Le triomphe de Siméon II et de ses jeunes requins

Plébiscité dimanche par les urnes, l’ancien roi promet de changer la Bulgarie en 800 jours. Les golden boys de la finance qu’il propulse au pouvoir parviendront-ils à redresser l’un des pays les plus misérables de l’ancien bloc de l’Est?

Sacrés Bulgares! On ne parle jamais d’eux dans la presse internationale et voilà que d’un coup, d’un seul, ils font la une dans le monde entier en manifestant leur originalité: une confiance aveugle en l’homme qui dans une autre vie devint leur roi à l’âge de 4 ans.

Siméon II fils de Boris il s’appela, Siméon II il s’appelle toujours puisque, dans la sagesse de ses neuf ans, il refusa d’abdiquer. Grand vainqueur des élections législatives de dimanche dernier, élections où il n’était d’ailleurs pas candidat, il a remporté 120 sièges sur 240.

Une voix lui manque pour la majorité absolue, voix qu’il aurait obtenue sans difficultés si de mauvais esprit n’avaient jugé bon de lancer des listes concurrentes à son nom, détournant ainsi environ 5% des suffrages.

Pour revenir au pouvoir, Siméon II a tout misé sur une infrastructure légère, un parti lancé il y a deux mois à peine, et un petit staff de collaborateurs choisis parmi les golden boys de l’émigration bulgare – économistes, financiers, boursicoteurs trentenaires recrutés entre Londres et New York.

Léger aussi le programme politique: Siméon II s’est borné à répéter qu’il se donnait 800 jours pour changer la Bulgarie. Un autre requin de haut vol, Silvio Berlusconi, qui lui s’est déjà frotté au pouvoir, revendiquait le même jour devant les sénateurs italiens dix ans pour changer l’Italie.

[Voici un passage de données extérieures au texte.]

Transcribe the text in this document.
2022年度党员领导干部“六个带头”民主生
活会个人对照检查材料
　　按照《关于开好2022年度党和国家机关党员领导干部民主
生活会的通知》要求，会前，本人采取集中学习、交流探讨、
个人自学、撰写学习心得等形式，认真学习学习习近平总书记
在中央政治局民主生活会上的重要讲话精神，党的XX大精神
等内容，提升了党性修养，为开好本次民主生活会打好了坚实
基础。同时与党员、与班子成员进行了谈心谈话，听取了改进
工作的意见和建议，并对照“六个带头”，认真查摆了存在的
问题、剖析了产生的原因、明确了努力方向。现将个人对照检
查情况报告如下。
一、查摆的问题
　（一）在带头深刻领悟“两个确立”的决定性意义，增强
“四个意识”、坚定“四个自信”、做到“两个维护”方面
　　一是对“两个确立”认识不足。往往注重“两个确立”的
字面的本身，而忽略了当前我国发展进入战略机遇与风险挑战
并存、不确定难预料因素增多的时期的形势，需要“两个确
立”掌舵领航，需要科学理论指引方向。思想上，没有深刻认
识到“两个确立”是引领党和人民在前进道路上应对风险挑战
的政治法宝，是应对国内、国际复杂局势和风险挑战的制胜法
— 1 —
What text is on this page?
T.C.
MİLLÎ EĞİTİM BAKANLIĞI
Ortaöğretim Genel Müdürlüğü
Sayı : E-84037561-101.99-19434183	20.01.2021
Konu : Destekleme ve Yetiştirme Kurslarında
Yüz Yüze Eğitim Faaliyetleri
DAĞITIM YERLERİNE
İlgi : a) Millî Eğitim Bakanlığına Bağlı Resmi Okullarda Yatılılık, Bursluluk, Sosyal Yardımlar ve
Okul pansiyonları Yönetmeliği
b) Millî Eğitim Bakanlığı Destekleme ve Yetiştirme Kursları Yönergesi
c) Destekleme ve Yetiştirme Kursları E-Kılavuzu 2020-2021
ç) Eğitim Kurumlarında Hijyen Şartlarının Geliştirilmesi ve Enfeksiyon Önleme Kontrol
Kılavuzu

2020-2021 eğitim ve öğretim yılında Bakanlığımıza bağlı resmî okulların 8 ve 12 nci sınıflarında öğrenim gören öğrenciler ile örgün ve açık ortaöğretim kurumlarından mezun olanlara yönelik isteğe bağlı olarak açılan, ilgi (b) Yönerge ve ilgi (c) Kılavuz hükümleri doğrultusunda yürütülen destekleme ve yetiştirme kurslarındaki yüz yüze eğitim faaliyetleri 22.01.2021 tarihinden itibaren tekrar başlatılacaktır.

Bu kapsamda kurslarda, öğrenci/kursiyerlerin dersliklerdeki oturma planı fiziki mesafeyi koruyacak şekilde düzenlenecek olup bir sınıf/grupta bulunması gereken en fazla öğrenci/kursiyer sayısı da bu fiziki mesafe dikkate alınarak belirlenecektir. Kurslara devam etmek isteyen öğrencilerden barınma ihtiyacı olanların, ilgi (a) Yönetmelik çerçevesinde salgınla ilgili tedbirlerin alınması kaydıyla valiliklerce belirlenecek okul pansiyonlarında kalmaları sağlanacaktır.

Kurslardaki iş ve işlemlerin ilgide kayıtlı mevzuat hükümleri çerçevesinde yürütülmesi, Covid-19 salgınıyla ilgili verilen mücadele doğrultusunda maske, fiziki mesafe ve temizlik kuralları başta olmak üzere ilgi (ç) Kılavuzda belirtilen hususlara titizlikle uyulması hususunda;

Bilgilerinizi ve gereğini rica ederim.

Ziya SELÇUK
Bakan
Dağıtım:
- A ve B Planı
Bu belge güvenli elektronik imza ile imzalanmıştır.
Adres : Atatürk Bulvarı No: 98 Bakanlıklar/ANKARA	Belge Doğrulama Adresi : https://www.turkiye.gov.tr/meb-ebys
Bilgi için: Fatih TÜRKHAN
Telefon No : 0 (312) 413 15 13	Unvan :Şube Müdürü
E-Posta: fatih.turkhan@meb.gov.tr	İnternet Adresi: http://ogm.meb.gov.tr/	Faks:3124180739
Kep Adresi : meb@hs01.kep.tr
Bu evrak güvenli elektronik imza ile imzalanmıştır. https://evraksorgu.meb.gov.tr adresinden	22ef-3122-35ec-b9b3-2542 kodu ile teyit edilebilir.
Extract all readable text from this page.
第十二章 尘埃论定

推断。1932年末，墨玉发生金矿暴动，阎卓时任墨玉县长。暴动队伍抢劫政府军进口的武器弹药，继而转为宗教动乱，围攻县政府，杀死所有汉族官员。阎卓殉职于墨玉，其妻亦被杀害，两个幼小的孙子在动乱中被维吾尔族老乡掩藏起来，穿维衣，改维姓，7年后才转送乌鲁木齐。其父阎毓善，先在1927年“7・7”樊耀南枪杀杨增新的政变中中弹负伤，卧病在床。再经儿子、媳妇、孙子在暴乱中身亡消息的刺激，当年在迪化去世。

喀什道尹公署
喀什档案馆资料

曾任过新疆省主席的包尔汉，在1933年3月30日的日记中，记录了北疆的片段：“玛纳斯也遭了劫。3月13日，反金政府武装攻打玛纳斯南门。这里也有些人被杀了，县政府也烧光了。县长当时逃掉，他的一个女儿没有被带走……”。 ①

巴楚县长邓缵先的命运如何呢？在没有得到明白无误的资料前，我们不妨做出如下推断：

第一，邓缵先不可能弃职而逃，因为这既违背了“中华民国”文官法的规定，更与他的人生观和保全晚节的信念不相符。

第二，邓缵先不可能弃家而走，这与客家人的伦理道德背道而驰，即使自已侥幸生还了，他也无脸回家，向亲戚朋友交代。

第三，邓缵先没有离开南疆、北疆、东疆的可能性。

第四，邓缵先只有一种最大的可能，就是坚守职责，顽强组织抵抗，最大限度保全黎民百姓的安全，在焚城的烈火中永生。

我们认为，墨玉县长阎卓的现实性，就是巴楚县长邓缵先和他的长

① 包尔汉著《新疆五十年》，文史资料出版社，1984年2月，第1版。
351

La démagogie de Siméon II a de profondes racines familiales: pour célébrer sa naissance en juin 1937, le roi Boris son père avait non seulement décrété l’habituelle amnistie pour les prisonniers mais aussi relevé toutes les notes des examens scolaires! C’est ce qui s’appelait miser sur la jeunesse!

En portant au pouvoir de jeunes requins de la finance, l’ex futur roi fait un pari que d’autres avant lui ont tenté en Pologne et en Serbie où des capitalistes venus d’outre-Atlantique ont fait une apparition très populaire au début, puis brutalement interrompue par l’inconstance d’un électorat plongé dans le désespoir dès qu’il réalisa la vanité de ses attentes.

La Bulgarie d’aujourd’hui compte parmi les plus misérables des anciens Etats socialistes européens. Les populations des campagnes – on ne peut parler de paysans pour des gens qui ne savent plus ce que c’est que de cultiver la terre – sont retournées à une économie de troc depuis plusieurs années. Un troc véritable d’où la monnaie est absente: on s’échange des services et des marchandises. La société s’étant complètement désintégrée après la secousse de la chute du communisme, c’est la corruption qui règne dans toutes les couches de la société.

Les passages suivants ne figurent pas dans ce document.